Finance Minister Arun Jaitley will present Budget 2017 on February 1, 2017 and market participants will be keen to look out for triggers that would lift or pull down stocks. While demonetisation-induced economic slowdown has given a new urgency to Modi government's fourth budget, the upcoming state assembly polls and the resultant model code of conduct could tie Jaitley's hands. Yet, hopes are high of a stimulus to revive the note ban-hit economy.
Read: Budget 2017 offers chance to reduce import duty on gold before GST, says Quantum AMC
Under such circumstances, select sectors are expected to benefit from a push to the economy by way of sops or higher allocation, as in case of infrastructure sector, in tandem with a rate cut by the Reserve Bank of India (RBI) when it meets next month.
"The Reserve Bank of India (RBI) could cut rates next month (or in April 2017) before taking a prolonged pause. Nevertheless, with the central government garnering additional resources post demonetization, expectations of a significant fiscal stimulus are very high," brokerage Motilal Oswal Securities Ltd (MOSL) said in a note.
The expectations as far as the brokerage is concerned, are on expected lines. "Our two key expectations from the Union Budget are: (1) reduction in tax liability for individuals, which should provide a boost to the consumer sector, and (2) higher capital spending, which should benefit sectors such as defense, roads and railways," it said.
Some of the stocks that are likely to watch out for in the context of Budget 2017, according to MOSL, are ITC, Hero MotoCorp, TVS Motor, M&M, Ashok Leyland, Bosch, HUL, Colgate, Dabur, Gruh Finance, Repco Home Finance, Bharat Electronics, L&T, Bharat Forge, Siemens India, ABB India, Crompton Greaves and KEC International.
Here are some of the sectors and possible implications on them in Budget 2017, as explained by MOSL:
Auto (commercial vehicles)
Budget expectations
Introduction of scrappage scheme, which would incentivise scrapping of trucks older than 10 years and focus on the infrastructure segment with higher allocation.
Likely changes if expectations are met
Scrappage scheme (depending on whether it is mandatory/voluntary and magnitude of incentives) can drive 15-18% CAGR for the CVs (current est. of ~12%). Ramp-up in infrastructure activity will drive demand for Tippers and overall CV demand from ~12% CAGR estimate to 15-18% CAGR over next two years.
Auto (passenger vehicles)
Budget expectations
Considering the likely GST implementation from July 2017, we do not expect any changes in indirect taxes. However, we expect an increase in income tax exemptions and higher allocation toward rural focused schemes.
Likely changes if expectations are met
Lower income tax and the focus on rural markets could put 2W industry back on the growth path. This, coupled with the benefit of normal monsoon and 7th Pay Commission, could drive 2W volume CAGR of 10-12% over FY17-19E.
Consumer
Budget expectations
Blended excise duty increase of ~15 percent on cigarettes.

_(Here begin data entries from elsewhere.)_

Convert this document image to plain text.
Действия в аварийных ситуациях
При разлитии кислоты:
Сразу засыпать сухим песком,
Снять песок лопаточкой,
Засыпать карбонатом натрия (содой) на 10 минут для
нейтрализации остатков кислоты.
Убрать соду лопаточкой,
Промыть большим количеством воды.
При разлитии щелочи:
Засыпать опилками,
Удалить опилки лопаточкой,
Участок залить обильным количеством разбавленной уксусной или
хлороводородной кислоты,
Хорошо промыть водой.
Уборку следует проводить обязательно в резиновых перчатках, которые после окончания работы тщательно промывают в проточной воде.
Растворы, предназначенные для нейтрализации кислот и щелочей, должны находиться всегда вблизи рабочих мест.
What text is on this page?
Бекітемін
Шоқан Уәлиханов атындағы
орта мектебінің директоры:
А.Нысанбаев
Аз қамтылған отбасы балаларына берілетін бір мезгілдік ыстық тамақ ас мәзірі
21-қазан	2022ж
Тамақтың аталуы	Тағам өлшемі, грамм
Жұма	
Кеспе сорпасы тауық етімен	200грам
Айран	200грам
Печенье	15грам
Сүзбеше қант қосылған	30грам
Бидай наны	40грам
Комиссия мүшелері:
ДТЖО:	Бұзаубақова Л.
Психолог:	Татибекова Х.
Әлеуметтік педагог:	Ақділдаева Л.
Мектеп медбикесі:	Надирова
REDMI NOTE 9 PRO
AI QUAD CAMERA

Likely changes if expectations are met
Expect ITC to implement a weighted average price hike of 14-15% to pass on the excise duty increase. The company has already taken price increase of ~15% in key brands Gold Flake and Navy Cut toward the end of December in anticipation of excise increase. We factor in volume increase of 3% in FY18 as a result of relatively moderate excise increases for two consecutive years.
Consumer (0ther than cigarettes)
Budget expectations
Increase in rural spending/infrastructure spending/tax exemption which can put money in hands of consumers, thereby benefiting the FMCG sector.

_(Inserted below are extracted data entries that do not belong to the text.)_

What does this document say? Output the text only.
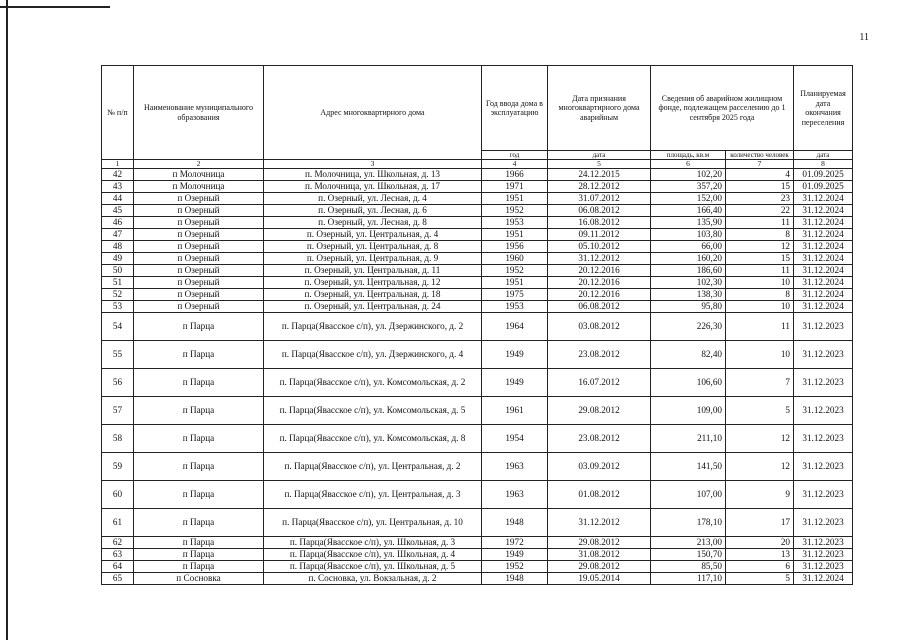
11
№ п/п	Наименование муниципального образования	Адрес многоквартирного дома	Год ввода дома в эксплуатацию	Дата признания многоквартирного дома аварийным	Сведения об аварийном жилищном фонде, подлежащем расселению до 1 сентября 2025 года		Планируемая дата окончания переселения
			год	дата	площадь, кв.м	количество человек	дата
1	2	3	4	5	6	7	8
42	п Молочница	п. Молочница, ул. Школьная, д. 13	1966	24.12.2015	102,20	4	01.09.2025
43	п Молочница	п. Молочница, ул. Школьная, д. 17	1971	28.12.2012	357,20	15	01.09.2025
44	п Озерный	п. Озерный, ул. Лесная, д. 4	1951	31.07.2012	152,00	23	31.12.2024
45	п Озерный	п. Озерный, ул. Лесная, д. 6	1952	06.08.2012	166,40	22	31.12.2024
46	п Озерный	п. Озерный, ул. Лесная, д. 8	1953	16.08.2012	135,90	11	31.12.2024
47	п Озерный	п. Озерный, ул. Центральная, д. 4	1951	09.11.2012	103,80	8	31.12.2024
48	п Озерный	п. Озерный, ул. Центральная, д. 8	1956	05.10.2012	66,00	12	31.12.2024
49	п Озерный	п. Озерный, ул. Центральная, д. 9	1960	31.12.2012	160,20	15	31.12.2024
50	п Озерный	п. Озерный, ул. Центральная, д. 11	1952	20.12.2016	186,60	11	31.12.2024
51	п Озерный	п. Озерный, ул. Центральная, д. 12	1951	20.12.2016	102,30	10	31.12.2024
52	п Озерный	п. Озерный, ул. Центральная, д. 18	1975	20.12.2016	138,30	8	31.12.2024
53	п Озерный	п. Озерный, ул. Центральная, д. 24	1953	06.08.2012	95,80	10	31.12.2024
54	п Парца	п. Парца(Явасское с/п), ул. Дзержинского, д. 2	1964	03.08.2012	226,30	11	31.12.2023
55	п Парца	п. Парца(Явасское с/п), ул. Дзержинского, д. 4	1949	23.08.2012	82,40	10	31.12.2023
56	п Парца	п. Парца(Явасское с/п), ул. Комсомольская, д. 2	1949	16.07.2012	106,60	7	31.12.2023
57	п Парца	п. Парца(Явасское с/п), ул. Комсомольская, д. 5	1961	29.08.2012	109,00	5	31.12.2023
58	п Парца	п. Парца(Явасское с/п), ул. Комсомольская, д. 8	1954	23.08.2012	211,10	12	31.12.2023
59	п Парца	п. Парца(Явасское с/п), ул. Центральная, д. 2	1963	03.09.2012	141,50	12	31.12.2023
60	п Парца	п. Парца(Явасское с/п), ул. Центральная, д. 3	1963	01.08.2012	107,00	9	31.12.2023
61	п Парца	п. Парца(Явасское с/п), ул. Центральная, д. 10	1948	31.12.2012	178,10	17	31.12.2023
62	п Парца	п. Парца(Явасское с/п), ул. Школьная, д. 3	1972	29.08.2012	213,00	20	31.12.2023
63	п Парца	п. Парца(Явасское с/п), ул. Школьная, д. 4	1949	31.08.2012	150,70	13	31.12.2023
64	п Парца	п. Парца(Явасское с/п), ул. Школьная, д. 5	1952	29.08.2012	85,50	6	31.12.2023
65	п Сосновка	п. Сосновка, ул. Вокзальная, д. 2	1948	19.05.2014	117,10	5	31.12.2024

Likely changes if expectations are met
Broad implication across our coverage universe.
Defence
Budget expectations
Increased allocation toward capital spending in the budget.
Likely changes if expectations are met
An increase in budgeted spending would be positive for companies as it implies higher ordering and execution. Likely beneficiaries include Bharat Electronics, L&T, Bharat Forge.
Railways
Budget expectations
Increased budgetary support and in turn spending by the Indian Railways. Proposed capex for FY16 was at Rs 984b, which is unlikely to be met given tepid growth in 1HFY16.
Likely changes if expectations are met
Higher railway spending is a key positive for rail equipment suppliers and contractors, benefiting L&T, Siemens India, ABB India, Crompton Greaves, KEC Intl.
Namame Gange
Budget expectations
National mission for clean Ganga: Increased allocation to the mission would imply a pick-up in orders and execution for the clean Ganga mission.
Likely changes if expectations are met
Higher allocation toward Ganga clean-up would result in a positive change in orders for companies in the waste water treatment space, benefiting VA Tech Wabag, L&T, KEC Intl.
Cement
Budget expectations
Increased infrastructure spending to benefit the cement sector. Benefits to low-cost housing to increase demand from individual housing segment, which was impacted by demonetisation.
Likely changes if expectations are met
Higher spend toward infrastructure and low-cost housing could boost cement demand. Implementation of cess would increase cement costs by Rs 30/tonne, benefiting Shree Cements, Ramco Cements and Dalmia Cement.